By 8:30AM, most of the bank employees, including the lone teller, are in their positions waiting for the bank’s doors to open for its loyal customers. Several employees, including the Manager, have been delayed because of the treacherous weather conditions. They were expecting the Bank Manager back that day after he’d been out sick the previous two days with the flu.

It’s a slow day for the bankers. By 9:00AM only one customer has come in, and that was a stranger asking for directions to the nearest Starbucks. Shortly thereafter, the Bank Manager arrives. The hooded jacket that he is wearing muffles his cough. He shivers from the chill of his fever. He grumbles to his administrative assistant, “I’m sick. I don’t want to be disturbed. I have two days of work to catch up on.” He drops into his chair, leaving his jacket on to fight the chill. He faces forward. A large window facing the street is to his left. The pile of two day’s work is stacked on the right side of his desk.

A snowplow sprays salt as it passes in front of the bank. The snowplow stops abruptly, without warning.

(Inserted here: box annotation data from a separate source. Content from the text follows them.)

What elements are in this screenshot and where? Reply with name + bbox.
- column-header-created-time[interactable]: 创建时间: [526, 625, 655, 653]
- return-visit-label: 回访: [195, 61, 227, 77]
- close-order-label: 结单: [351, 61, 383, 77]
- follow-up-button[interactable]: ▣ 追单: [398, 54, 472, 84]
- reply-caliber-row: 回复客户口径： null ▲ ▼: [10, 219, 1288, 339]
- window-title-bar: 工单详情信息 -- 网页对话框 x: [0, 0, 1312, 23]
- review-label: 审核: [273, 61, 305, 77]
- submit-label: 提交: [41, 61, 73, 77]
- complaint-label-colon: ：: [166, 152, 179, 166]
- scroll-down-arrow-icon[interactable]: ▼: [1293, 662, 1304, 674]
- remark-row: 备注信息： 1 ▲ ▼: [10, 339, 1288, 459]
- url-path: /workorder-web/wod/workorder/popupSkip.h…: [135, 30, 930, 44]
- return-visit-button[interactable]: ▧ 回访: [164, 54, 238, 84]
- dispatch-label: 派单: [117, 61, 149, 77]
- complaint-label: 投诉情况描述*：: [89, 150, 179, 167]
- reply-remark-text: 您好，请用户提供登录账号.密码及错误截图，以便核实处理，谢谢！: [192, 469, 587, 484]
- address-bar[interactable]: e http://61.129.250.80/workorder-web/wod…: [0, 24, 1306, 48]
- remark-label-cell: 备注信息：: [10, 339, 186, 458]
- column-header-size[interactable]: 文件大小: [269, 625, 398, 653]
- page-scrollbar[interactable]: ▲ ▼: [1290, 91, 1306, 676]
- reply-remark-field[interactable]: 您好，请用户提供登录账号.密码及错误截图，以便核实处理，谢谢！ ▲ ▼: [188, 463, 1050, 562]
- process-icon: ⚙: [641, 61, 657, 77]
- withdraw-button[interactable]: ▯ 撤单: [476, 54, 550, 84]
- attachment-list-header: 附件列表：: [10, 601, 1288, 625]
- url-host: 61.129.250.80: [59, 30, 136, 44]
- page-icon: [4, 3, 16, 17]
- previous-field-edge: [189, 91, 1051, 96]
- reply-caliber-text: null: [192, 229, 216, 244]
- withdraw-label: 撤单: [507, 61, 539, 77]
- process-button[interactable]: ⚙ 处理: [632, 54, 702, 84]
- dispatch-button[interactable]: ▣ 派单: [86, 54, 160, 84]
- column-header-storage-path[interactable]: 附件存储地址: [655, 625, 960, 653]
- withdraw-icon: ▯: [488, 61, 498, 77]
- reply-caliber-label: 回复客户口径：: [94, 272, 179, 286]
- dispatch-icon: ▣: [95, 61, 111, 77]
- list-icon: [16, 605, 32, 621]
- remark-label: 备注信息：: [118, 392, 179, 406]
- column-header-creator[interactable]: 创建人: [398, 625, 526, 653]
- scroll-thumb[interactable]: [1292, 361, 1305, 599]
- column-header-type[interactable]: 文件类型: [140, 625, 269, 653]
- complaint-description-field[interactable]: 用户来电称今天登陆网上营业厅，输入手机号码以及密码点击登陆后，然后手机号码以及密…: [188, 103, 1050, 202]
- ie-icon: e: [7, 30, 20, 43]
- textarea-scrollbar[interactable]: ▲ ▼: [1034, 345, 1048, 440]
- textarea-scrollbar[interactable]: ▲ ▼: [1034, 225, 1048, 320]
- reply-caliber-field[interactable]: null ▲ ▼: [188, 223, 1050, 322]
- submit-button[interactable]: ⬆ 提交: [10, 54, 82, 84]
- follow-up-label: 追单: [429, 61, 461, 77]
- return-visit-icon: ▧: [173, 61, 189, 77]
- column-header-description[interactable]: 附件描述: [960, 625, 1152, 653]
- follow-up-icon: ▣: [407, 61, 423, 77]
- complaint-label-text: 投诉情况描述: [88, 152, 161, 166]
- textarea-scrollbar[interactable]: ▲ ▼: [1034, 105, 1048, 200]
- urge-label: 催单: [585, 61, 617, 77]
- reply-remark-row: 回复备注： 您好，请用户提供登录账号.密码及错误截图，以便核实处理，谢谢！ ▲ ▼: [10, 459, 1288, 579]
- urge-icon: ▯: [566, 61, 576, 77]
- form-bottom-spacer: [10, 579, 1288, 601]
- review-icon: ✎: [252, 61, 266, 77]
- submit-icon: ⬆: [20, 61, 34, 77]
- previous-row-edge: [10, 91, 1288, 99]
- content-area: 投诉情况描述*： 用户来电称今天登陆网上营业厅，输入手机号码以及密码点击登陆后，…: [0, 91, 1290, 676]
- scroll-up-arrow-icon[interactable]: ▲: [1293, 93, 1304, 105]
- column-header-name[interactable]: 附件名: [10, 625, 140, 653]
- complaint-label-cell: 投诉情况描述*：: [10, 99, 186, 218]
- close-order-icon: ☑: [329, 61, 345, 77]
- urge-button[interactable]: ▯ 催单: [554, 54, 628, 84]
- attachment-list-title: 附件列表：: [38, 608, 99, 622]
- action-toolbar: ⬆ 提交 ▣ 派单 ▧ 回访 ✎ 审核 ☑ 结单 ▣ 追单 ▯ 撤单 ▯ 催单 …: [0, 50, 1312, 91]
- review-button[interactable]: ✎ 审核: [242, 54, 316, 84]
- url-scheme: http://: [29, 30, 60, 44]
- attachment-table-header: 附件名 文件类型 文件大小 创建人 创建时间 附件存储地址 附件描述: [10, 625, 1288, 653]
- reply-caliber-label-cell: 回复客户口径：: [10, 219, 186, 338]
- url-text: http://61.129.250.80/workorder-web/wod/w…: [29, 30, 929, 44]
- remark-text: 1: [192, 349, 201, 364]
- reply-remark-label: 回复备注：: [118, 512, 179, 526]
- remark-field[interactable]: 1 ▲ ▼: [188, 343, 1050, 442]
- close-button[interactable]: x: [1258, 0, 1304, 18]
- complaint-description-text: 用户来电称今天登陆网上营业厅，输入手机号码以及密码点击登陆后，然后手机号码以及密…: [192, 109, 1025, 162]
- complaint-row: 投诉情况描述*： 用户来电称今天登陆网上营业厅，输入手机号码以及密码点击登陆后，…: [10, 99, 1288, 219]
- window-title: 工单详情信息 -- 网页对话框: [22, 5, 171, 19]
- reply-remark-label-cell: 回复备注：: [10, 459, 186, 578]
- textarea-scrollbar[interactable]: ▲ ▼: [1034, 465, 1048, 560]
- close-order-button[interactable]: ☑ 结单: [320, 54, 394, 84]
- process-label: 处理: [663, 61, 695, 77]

An SUV swerves to avoid it, but crashes into the bank, narrowly missing a man who is just entering the building. The man is coated in salt – a victim of the plow’s haphazard spray. The bank’s emergency alarm, triggered by the crash, is deafening.

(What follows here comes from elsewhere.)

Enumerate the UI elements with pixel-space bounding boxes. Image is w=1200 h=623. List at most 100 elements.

No one hears the explosion in the vault. Not even the Assistant Manager.

Fire engines, police cars, ambulances and the media converge on the bank at the same time. Still not one person is aware of the hole in the vault opening to the vacant building next door.

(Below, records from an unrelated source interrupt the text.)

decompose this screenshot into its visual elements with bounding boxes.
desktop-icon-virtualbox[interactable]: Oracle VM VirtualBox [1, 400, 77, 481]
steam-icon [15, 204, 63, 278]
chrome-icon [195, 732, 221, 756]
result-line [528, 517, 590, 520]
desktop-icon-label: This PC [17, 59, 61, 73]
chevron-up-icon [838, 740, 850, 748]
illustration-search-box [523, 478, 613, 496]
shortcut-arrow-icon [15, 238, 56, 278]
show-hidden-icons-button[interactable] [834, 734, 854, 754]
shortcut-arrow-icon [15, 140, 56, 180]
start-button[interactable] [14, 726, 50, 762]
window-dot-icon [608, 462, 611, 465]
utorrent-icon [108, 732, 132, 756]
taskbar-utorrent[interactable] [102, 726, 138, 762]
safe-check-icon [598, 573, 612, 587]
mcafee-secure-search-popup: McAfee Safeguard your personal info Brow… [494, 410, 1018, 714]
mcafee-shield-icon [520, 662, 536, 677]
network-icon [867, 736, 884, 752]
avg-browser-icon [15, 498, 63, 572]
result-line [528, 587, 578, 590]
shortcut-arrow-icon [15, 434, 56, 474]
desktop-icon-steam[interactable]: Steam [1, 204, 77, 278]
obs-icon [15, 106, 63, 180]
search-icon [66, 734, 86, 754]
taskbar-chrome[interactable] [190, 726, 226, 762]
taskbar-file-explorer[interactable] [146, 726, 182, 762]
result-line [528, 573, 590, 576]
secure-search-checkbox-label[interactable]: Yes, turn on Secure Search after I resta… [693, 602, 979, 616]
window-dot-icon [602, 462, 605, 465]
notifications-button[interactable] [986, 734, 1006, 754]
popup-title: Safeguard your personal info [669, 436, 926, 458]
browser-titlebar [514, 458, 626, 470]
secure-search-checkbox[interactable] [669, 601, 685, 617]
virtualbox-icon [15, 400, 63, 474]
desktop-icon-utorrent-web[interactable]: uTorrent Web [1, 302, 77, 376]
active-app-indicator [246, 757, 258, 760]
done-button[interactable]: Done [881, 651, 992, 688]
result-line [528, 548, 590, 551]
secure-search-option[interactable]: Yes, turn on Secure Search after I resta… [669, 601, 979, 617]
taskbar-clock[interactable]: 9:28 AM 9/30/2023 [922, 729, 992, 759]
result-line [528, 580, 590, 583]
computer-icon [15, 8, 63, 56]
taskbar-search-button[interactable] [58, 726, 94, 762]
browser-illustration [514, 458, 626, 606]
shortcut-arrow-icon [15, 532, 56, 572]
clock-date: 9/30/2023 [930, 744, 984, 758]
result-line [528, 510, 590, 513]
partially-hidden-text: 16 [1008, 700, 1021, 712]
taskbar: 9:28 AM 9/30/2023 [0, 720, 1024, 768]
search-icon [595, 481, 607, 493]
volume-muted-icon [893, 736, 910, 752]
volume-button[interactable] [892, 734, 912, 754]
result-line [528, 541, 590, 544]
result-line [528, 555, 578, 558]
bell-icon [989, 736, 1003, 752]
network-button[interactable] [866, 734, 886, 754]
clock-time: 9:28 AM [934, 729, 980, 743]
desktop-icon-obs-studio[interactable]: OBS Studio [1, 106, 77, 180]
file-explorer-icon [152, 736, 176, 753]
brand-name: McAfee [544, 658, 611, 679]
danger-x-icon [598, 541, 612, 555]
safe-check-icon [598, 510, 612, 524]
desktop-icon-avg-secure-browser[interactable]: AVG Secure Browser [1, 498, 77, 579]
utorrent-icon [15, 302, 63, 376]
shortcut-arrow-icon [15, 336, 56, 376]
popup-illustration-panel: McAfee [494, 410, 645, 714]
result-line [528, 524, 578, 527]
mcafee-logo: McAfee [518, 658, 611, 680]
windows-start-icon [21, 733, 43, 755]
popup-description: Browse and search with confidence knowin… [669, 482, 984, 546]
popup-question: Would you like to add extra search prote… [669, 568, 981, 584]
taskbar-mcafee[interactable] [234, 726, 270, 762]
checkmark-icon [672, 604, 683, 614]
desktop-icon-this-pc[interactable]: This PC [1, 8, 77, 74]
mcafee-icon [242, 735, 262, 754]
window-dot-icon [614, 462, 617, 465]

The man covered in salt seems undisturbed by his near-death encounter with the SUV or by the fact that his expensive suit is now well-seasoned. His eyes are directed only at the lone bank teller. He ignores the commotion that excites everyone else. The Salted Man is on a mission.

The SUV came within inches of the Bank Manager’s desk, sparing him from what would have been an instant death. The glass slivers from the exploding front window weren’t as kind. The right side of his face resembles a porcupine.

Inside the bank’s vault three men are at work. They are three ex-convicts and they are brothers. Crime is what they have done together since they were teenagers. Their capers were always small and unimaginative, until now; until the Mastermind came into their lives.

They met the Mastermind when he caught them attempting to break into his Park Avenue brownstone. He locked them in his cave-like wine cellar for a week as he figured out what he might do with them. The Mastermind had one flaw; a gambling addiction. He owed the Mafia millions. He miscalculated the range in which he could leverage his genius IQ. The odds of the roulette wheel were controlled, not random. The fact that gambling was fixed didn’t matter. He still had to pay. He needed to raise money and quick. He had a job for the three brothers.

For five months they had rehearsed the plan the Mastermind had designed. Stopwatches had measured every step and every action. The Mastermind had insisted upon precision. For him every second and every inch mattered. Even conducting the caper when there was snow was all built into the plan. The Mastermind was truly a genius.

Now, as they work, they know exactly what to do. Within fifteen minutes the vault is empty. Everything is proceeding exactly as the Mastermind had planned.

Thirty minutes later, the bank window is boarded up, the SUV has been towed away, the snowplow has resumed plowing, and the Bank Manager has been taken to the hospital. Although his face will be scarred, the injuries are not life-threatening.

“Back to work everyone! We have a bank to run!” the Assistant Manager announces.

The Salted Man approaches the teller. “Good morning. How may I help you?” she asks. She can’t help but notice how distinguished the man looks despite the snow and salt that cover him.

He slides his check forward. “I’d like to cash this, please. My apologies for the amount. It’s an emergency,” he declares in a measured voice. The check is for $100,000.

Although she has never seen this man before, the check is from their bank, and his identification confirms that he is the holder of the account.

“Excuse me sir, I will need to get the approval of the Assistant Manager,” she advises. The Salted Man nods that he understands.

The teller returns minutes later. Her face is pale, her head looks downward, and her voice has a slight stutter. “I’m sorry, sir, because of the turmoil, the Assistant Manager refuses to open the vault today. He wants to conduct a full inspection of all of the bank’s security systems after the bank closes. Until then the vault will remain shut.”

“I understand,” he says, and leaves.

Funny, the teller says to herself, I thought he said it was an emergency.